Low income, low skilled work isn’t really all that different from sex work in that the person rarely sees another choice. The outside forces are certainly less- it’s unlikely that there is a Pimp there coaxing you to do something, and the work you do likely won’t be as socially unacceptable or with as much risk of violence. But it’s too simple to say that there’s another job that you could work. If all the jobs are similar, then there isn’t any real choice. If there are no lending institutions to help start a business and you don’t have family money, then it’s unlikely that is a viable option. If that is where you live, you are probably having to work to support yourself and/or your family, making school something other than an option.
This is simply not visible as anything but a concept to many people in this country.
The opposite is also true- when you grow up in poverty it is very hard to see the benefit to work that isn’t labor. You simply don’t have a conceptual ability to understand that someone can get paid for thinking, as opposed to laboring. They know that the people earning the highest incomes in this country don’t pick up shovels or hammers, they use a mop only if they have a whimsical notion that cleaning is a way to meditate. Useful is something that manages to pay the rent or unclog a toilet, not an idea or a concept.
I guess I am far more on that utilitarian side. What is useful has to have greater breadth than the exchange between buyer and seller. To my perception, that is a view of a person in a perfect little glade, or an idyllic island where the plant that generates their electricity and the farm that grows their food and the people that build their houses and vehicles and computers are all far on the other side of mountains. I am living closer to that glen than to the dark side of the mountain, but I didn’t grow up here. I grew up working, moving, struggling. I don’t have that belief that an idea should pay more than the shovel, and that puts me at a disadvantage in this type of economy, this sort of society, with the mores of this country.

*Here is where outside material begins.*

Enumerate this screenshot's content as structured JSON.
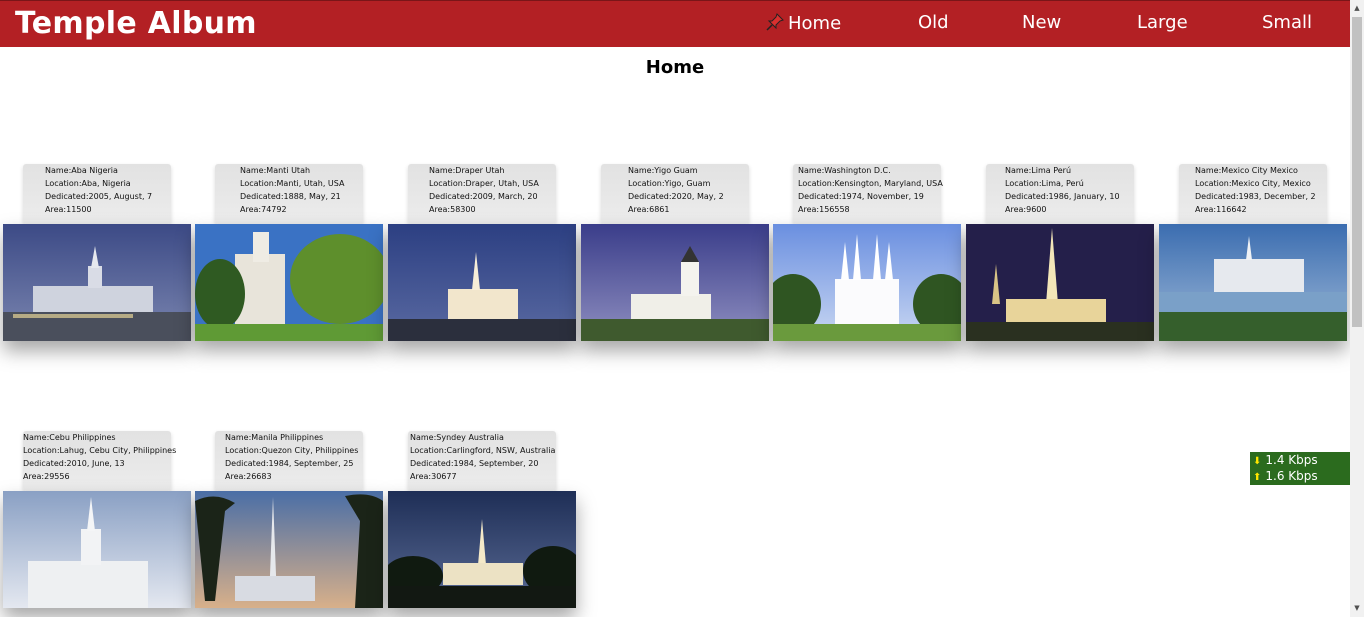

For me to learn to live in that privileged glen, I have to give up the paths that I have walked down, leave the people that I have learned to care about, give up the morality of poverty, and I don’t really know how to do that. I don’t know how to un-see what I have seen, what I have learned, and to accept this life of caveat emptor. It seems there has to be another way. I can see the problems with embracing any one of these views- that it puts you on a path you don’t want to leave. But this path looks like it ends only in misery.